It’s a question I get asked all the time, “How Do I Sing With More Soul?”
By ‘soul’, many people mean vocal depth and feeling, as well as power. Here is a quick overview of a few technical elements singers can utilise to achieve ‘soul’ in their singing:
Round out your vowels.
In terms of pronunciation, the English language emphasises the wider ‘Ah’ or the ‘Ay’ vowel and we tend to be more nasal and tight in the jaw. Soul singers tend to lean on the rounder ‘Eh’/ ‘Err’ sound. Think of the guttural sound you might make when crying. This ‘crying tone’ is difficult to describe in written form, but this makes up a large part of what ‘soulful’ singers use.
To further explain I’ll juxtapose the ‘English’ pronunciation against how’d you’d need to alter the same words to create a rounder sound––not quite as extreme as the written word makes it look:
“Day” becomes “Dee”
“Love” becomes “Lurve”
“I” become “Ah”
Notice with the first examples when you say them with a standard English pronunciation the corners of the mouth kicks outward at the end of the words. You want to remove this and move to the lips more forward and down, like a sad pout.
Dumb down some pronunciations.
In other words, watch how you say your “T’s”. “Water” becomes “war-da”. “The” becomes “da”. “Want to” becomes “wanna”. “Going” becomes “Gonna etc… Though this is a general rule, it’s not universal.
Set the sound lower and the timing back.
As mentioned earlier, where certain European styles are generally wide in shape, soulful sounds are rounder and more relaxed. The sound resonates low in the tummy, again like a cry. I often instruct my students to often put more “sulk” into their tone for this reason.
Soul singers also sit slightly back on the beat. Other styles might, in contrast, sit right on the beat.
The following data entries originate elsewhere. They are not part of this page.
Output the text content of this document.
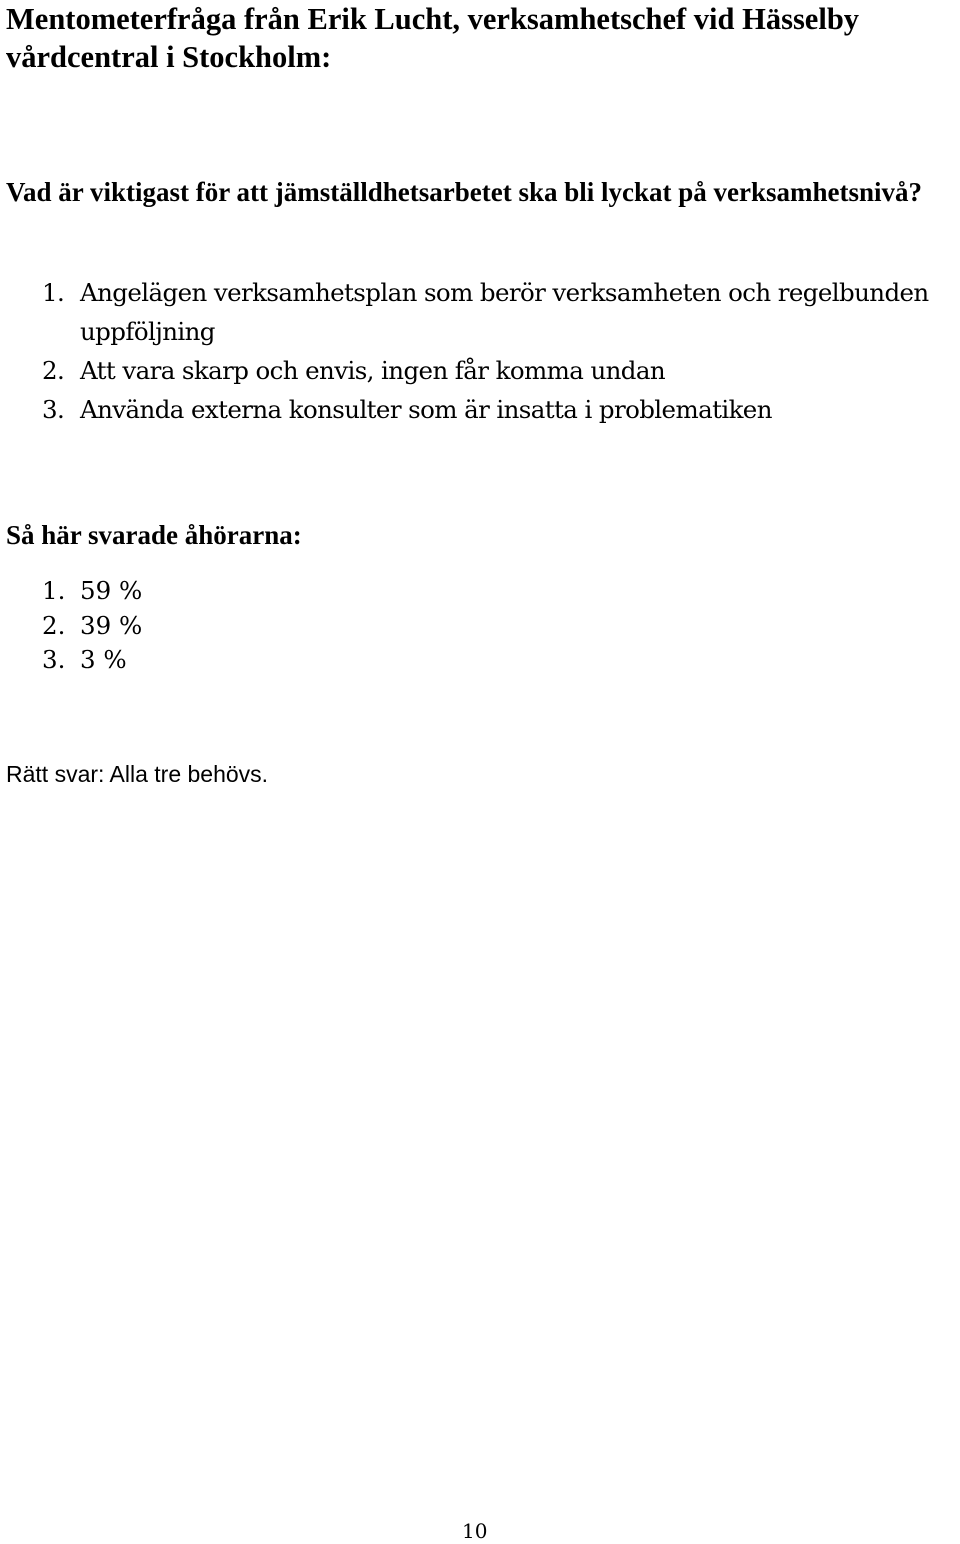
Mentometerfråga från Erik Lucht, verksamhetschef vid Hässelby vårdcentral i Stockholm:
Vad är viktigast för att jämställdhetsarbetet ska bli lyckat på verksamhetsnivå?
1. Angelägen verksamhetsplan som berör verksamheten och regelbunden uppföljning
2. Att vara skarp och envis, ingen får komma undan
3. Använda externa konsulter som är insatta i problematiken
Så här svarade åhörarna:
1. 59 %
2. 39 %
3. 3 %

Rätt svar: Alla tre behövs.

10
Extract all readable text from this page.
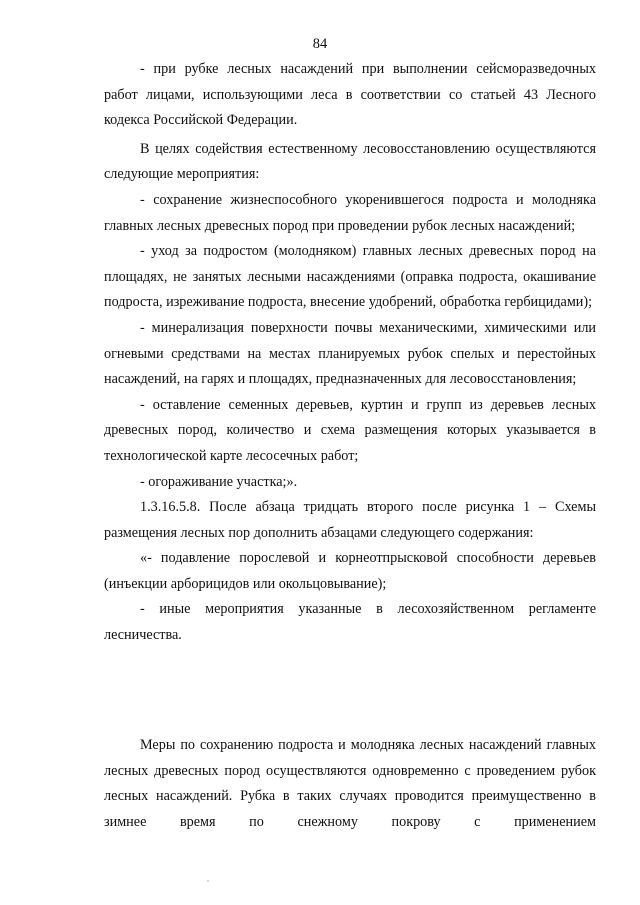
84

- при рубке лесных насаждений при выполнении сейсморазведочных работ лицами, использующими леса в соответствии со статьей 43 Лесного кодекса Российской Федерации.

В целях содействия естественному лесовосстановлению осуществляются следующие мероприятия:

- сохранение жизнеспособного укоренившегося подроста и молодняка главных лесных древесных пород при проведении рубок лесных насаждений;

- уход за подростом (молодняком) главных лесных древесных пород на площадях, не занятых лесными насаждениями (оправка подроста, окашивание подроста, изреживание подроста, внесение удобрений, обработка гербицидами);

- минерализация поверхности почвы механическими, химическими или огневыми средствами на местах планируемых рубок спелых и перестойных насаждений, на гарях и площадях, предназначенных для лесовосстановления;

- оставление семенных деревьев, куртин и групп из деревьев лесных древесных пород, количество и схема размещения которых указывается в технологической карте лесосечных работ;

- огораживание участка;».

1.3.16.5.8. После абзаца тридцать второго после рисунка 1 – Схемы размещения лесных пор дополнить абзацами следующего содержания:

«- подавление порослевой и корнеотпрысковой способности деревьев (инъекции арборицидов или окольцовывание);

- иные мероприятия указанные в лесохозяйственном регламенте лесничества.

Меры по сохранению подроста и молодняка лесных насаждений главных лесных древесных пород осуществляются одновременно с проведением рубок лесных насаждений. Рубка в таких случаях проводится преимущественно в зимнее время по снежному покрову с применением
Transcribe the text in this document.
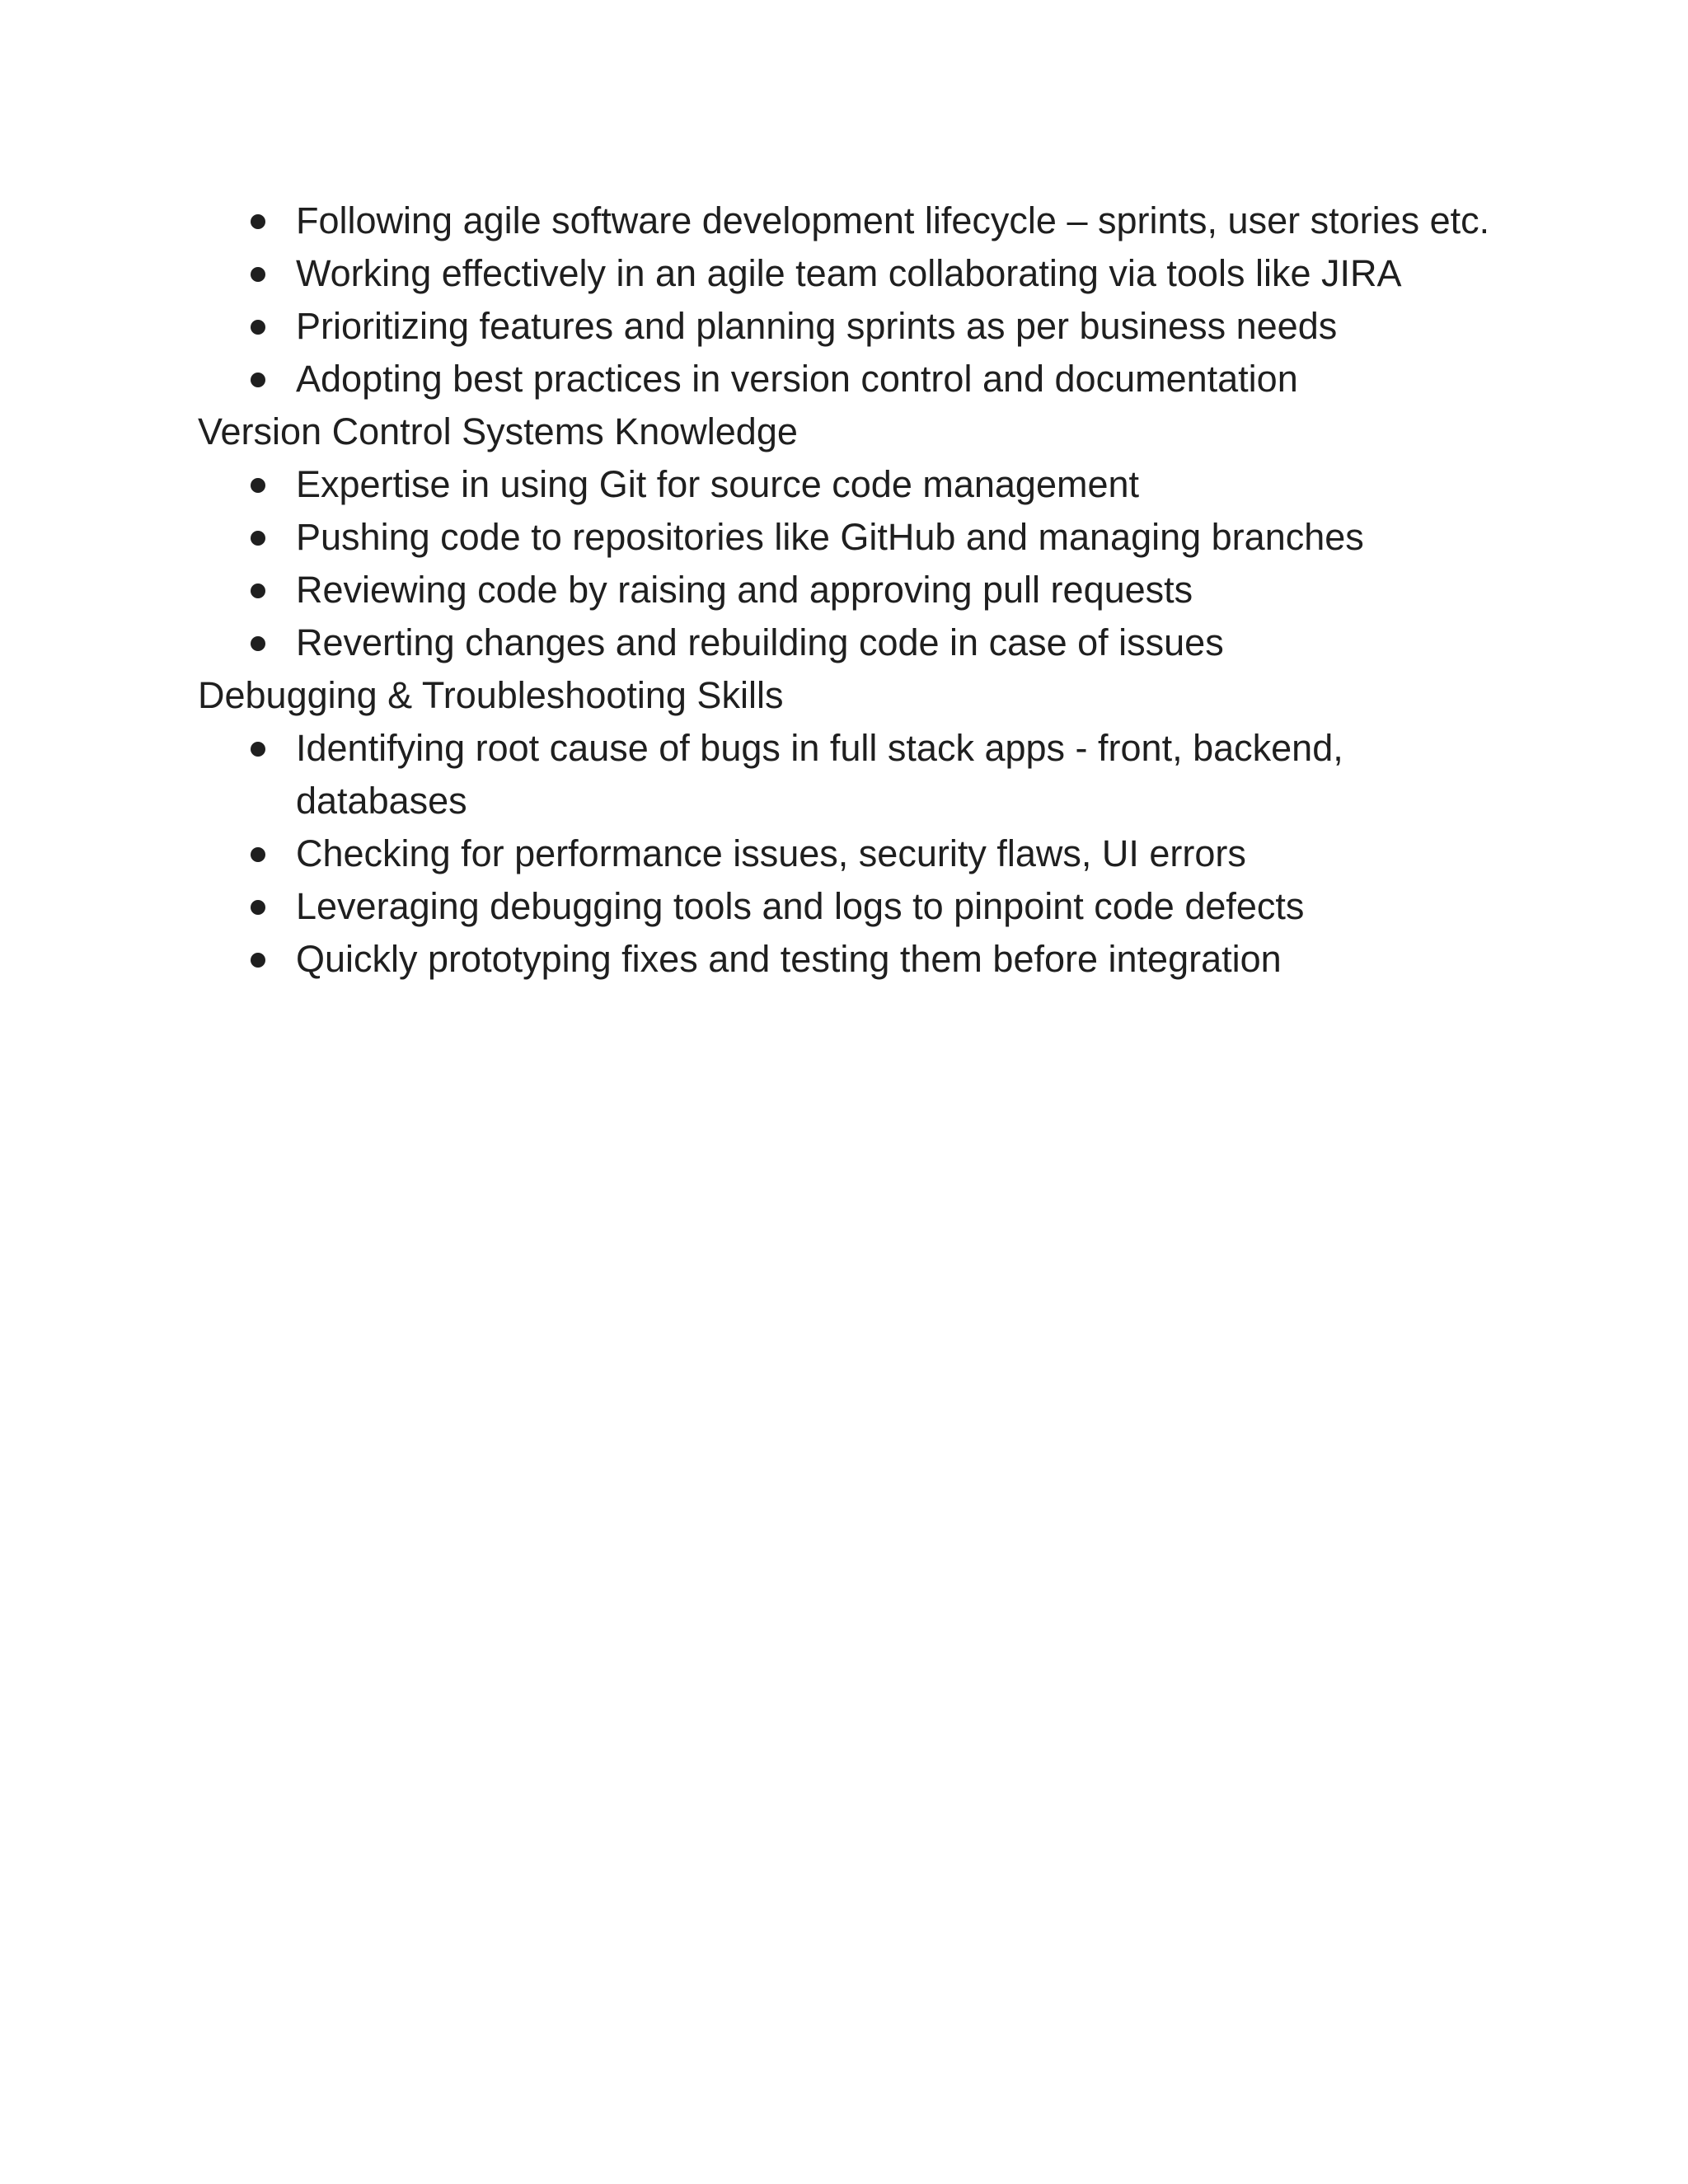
Following agile software development lifecycle – sprints, user stories etc.
Working effectively in an agile team collaborating via tools like JIRA
Prioritizing features and planning sprints as per business needs
Adopting best practices in version control and documentation
Version Control Systems Knowledge
Expertise in using Git for source code management
Pushing code to repositories like GitHub and managing branches
Reviewing code by raising and approving pull requests
Reverting changes and rebuilding code in case of issues
Debugging & Troubleshooting Skills
Identifying root cause of bugs in full stack apps - front, backend, databases
Checking for performance issues, security flaws, UI errors
Leveraging debugging tools and logs to pinpoint code defects
Quickly prototyping fixes and testing them before integration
Again, like the vowels, timing becomes more relaxed, perhaps even a little improvised.
Soul singers take their time, they draw out the music, which results in a less hurried and “chill” sound.
Emotion is the linchpin to everything soul!
Any extra effort exerted in soul goes into emotional interpretation. Soul singers are not just hitting notes, they are hitting them for an emotional reason.
Again back to the crying. Think about how high and loud a sound you can make if you put on a cry, or even a whimper. These ‘high’ sounds are pretty low-effort to hit continuously. Try make a high pitched whimper sound like a puppy. If you can do it without tightening the larynx, you might understand what I mean.
Then there’s genetics.
At the end of the day, your tone is your tone. It is unique to you alone and can be built upon––though not necessarily changed entirely––and you wouldn’t want this anyway. Tone and style can be cultivated. For the most part, the main goal in learning to sing is to sound like a better version of you. This is where unique artistry––your biggest selling point––is born.
It is helpful to note that certain people and races have thicker musculature as part of their genetic make up. This ‘thick musculature’ can translate to the structure of the larynx, hence the ‘thicker’ sound some people can get.
Lastly, a note from Pavaroti:
“Learning music by reading about it is like making love by mail.”
As much as I can write about how to sing soulfully, you’ll find learning easier by actually doing it AND by having someone who knows what they’re doing instruct you. Think of a singing teacher as your outside ear. They can hear things you might not. A good teacher will all help you achieve goals quicker than if you tried alone. They will also ensure you don’t cause any vocal damage in the process.
But something you can do at home.
- Practice in front of a mirror.
- Keep your vowels round.
- Record yourself singing and play things back to hear any issues you might like to work on.